De Blijde Inkomst van Pierre d’Hanins als heer van Moerkerke in 1743
Een huldegedicht, prestigieus gedrukt op zijde (deel 1)
Caroline Terryn
In 2010 kocht Michel Van den Broeck op de veiling van Antiquariaat Cursief een Huldegedicht dat geschreven werd ter ere van Pierre d’Hanins bij zijn aanstelling als heer van Moerkerke in 1743. De tekst is gedrukt op een stuk stof van zijde, dat 99 cm op 50 cm meet. Het gedicht is omkaderd door 32 ingekleurde wapenschilden. De foto staat op de vorige pagina en wordt in kleur afgebeeld i n het brochure Kasteel van Moerkerke. Van burcht tot feestzaal en zetel van de heemkundige kring.

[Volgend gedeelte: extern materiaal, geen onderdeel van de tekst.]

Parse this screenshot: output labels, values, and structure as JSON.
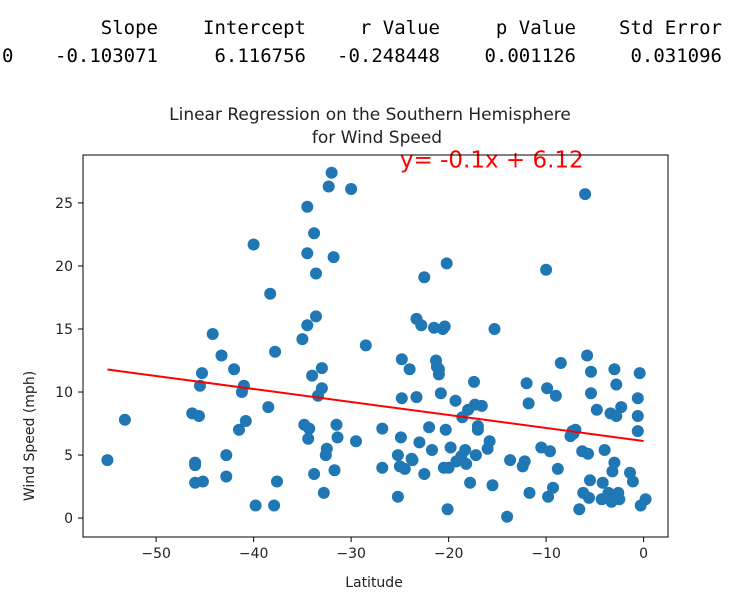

We zullen de tekst in verschillende bijdragen publiceren. We beperken ons nu tot de inleiding en de eertste kolom. In volgende bijdrage volgt het tweede gedeelte van het gedicht en dan het lied dat gezongen werd op de tonen van Liefste beckjen sonder gal.
We hopen de reeks te vervolledigen met een beschrijving van alle wapenschilden op dit stuk. Liefhebbers van de genealogie en heraldiek willen we nu al warm maken om ook de minder gekende wapens te ‘ontcijferen’. Kandidaten mogen hun bijdragen inleveren bij
Tot slot zal ook een kritische analyse van de tekst niet mogen ontbreken. Het weze duidelijk dat niet iedereen even blij was Onderdaen te zyn van sulck een uytgelesen Gebiedt-bekleeder ...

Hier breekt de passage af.